CentOS/RHEL: dig axfr works but zone transfer fails?

I set up named as a secondary with a stanza like this:

zone "example.com" IN {
        type slave;
        masters { 10.0.0.1; };
        file "example.com.zone";
        notify yes;
};

When I restarted named the log messages in /var/log/messages told me that the transfer failed. However I could do:

dig @10.0.0.1 axfr example.com

just fine. What was the problem?

Looking in /var/named/chroot/var/named I saw that there was a directory named slaves. Should I be using that?
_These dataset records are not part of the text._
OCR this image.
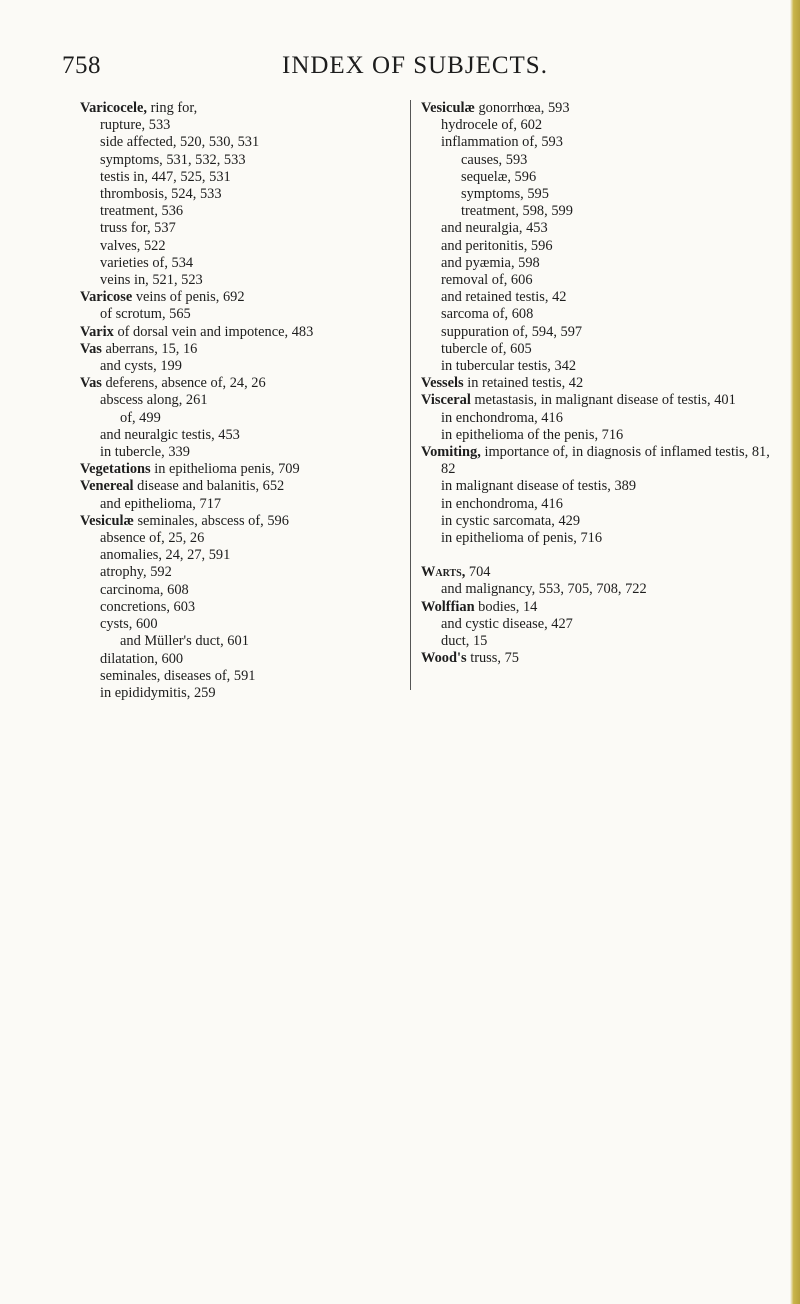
758	INDEX OF SUBJECTS.
Varicocele, ring for,
rupture, 533
side affected, 520, 530, 531
symptoms, 531, 532, 533
testis in, 447, 525, 531
thrombosis, 524, 533
treatment, 536
truss for, 537
valves, 522
varieties of, 534
veins in, 521, 523
Varicose veins of penis, 692
of scrotum, 565
Varix of dorsal vein and impotence, 483
Vas aberrans, 15, 16
and cysts, 199
Vas deferens, absence of, 24, 26
abscess along, 261
of, 499
and neuralgic testis, 453
in tubercle, 339
Vegetations in epithelioma penis, 709
Venereal disease and balanitis, 652
and epithelioma, 717
Vesiculæ seminales, abscess of, 596
absence of, 25, 26
anomalies, 24, 27, 591
atrophy, 592
carcinoma, 608
concretions, 603
cysts, 600
and Müller's duct, 601
dilatation, 600
seminales, diseases of, 591
in epididymitis, 259
Vesiculæ gonorrhœa, 593
hydrocele of, 602
inflammation of, 593
causes, 593
sequelæ, 596
symptoms, 595
treatment, 598, 599
and neuralgia, 453
and peritonitis, 596
and pyæmia, 598
removal of, 606
and retained testis, 42
sarcoma of, 608
suppuration of, 594, 597
tubercle of, 605
in tubercular testis, 342
Vessels in retained testis, 42
Visceral metastasis, in malignant disease of testis, 401
in enchondroma, 416
in epithelioma of the penis, 716
Vomiting, importance of, in diagnosis of inflamed testis, 81, 82
in malignant disease of testis, 389
in enchondroma, 416
in cystic sarcomata, 429
in epithelioma of penis, 716
Warts, 704
and malignancy, 553, 705, 708, 722
Wolffian bodies, 14
and cystic disease, 427
duct, 15
Wood's truss, 75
Looking at the permissions, I saw:

total 88
drwxr-x--- 4 root  named 4096 Jan  7  2013 .
drwxr-x--- 6 root  named 4096 Jan  7  2013 ..
drwxrwx--- 2 named named 4096 Mar  4 23:23 data
-rw-r----- 1 root  named  208 Apr 28  2005 localdomain.zone
-rw-r----- 1 root  named  195 Apr 28  2005 localhost.zone
-rw-r----- 1 root  named  427 Apr 28  2005 named.broadcast
-rw-r----- 1 root  named  424 Apr 28  2005 named.ip6.local
-rw-r----- 1 root  named  426 Apr 28  2005 named.local
-rw-r----- 1 root  named 1892 Feb 26  2008 named.root
-rw-r----- 1 root  named  427 Apr 28  2005 named.zero
drwxrwx--- 2 named named 4096 Mar  5 00:59 slaves

Yes, I bet I'm supposed to use the directory slaves because that's writable by named but the top zone directory isn't, so I changed the line in the stanza to:

        file "slaves/example.com.zone";

and it worked.

You may see advice on the Web to change permissions of the top zone directory. Don't do that. Work with the structure and permissions that the distribution makers have developed.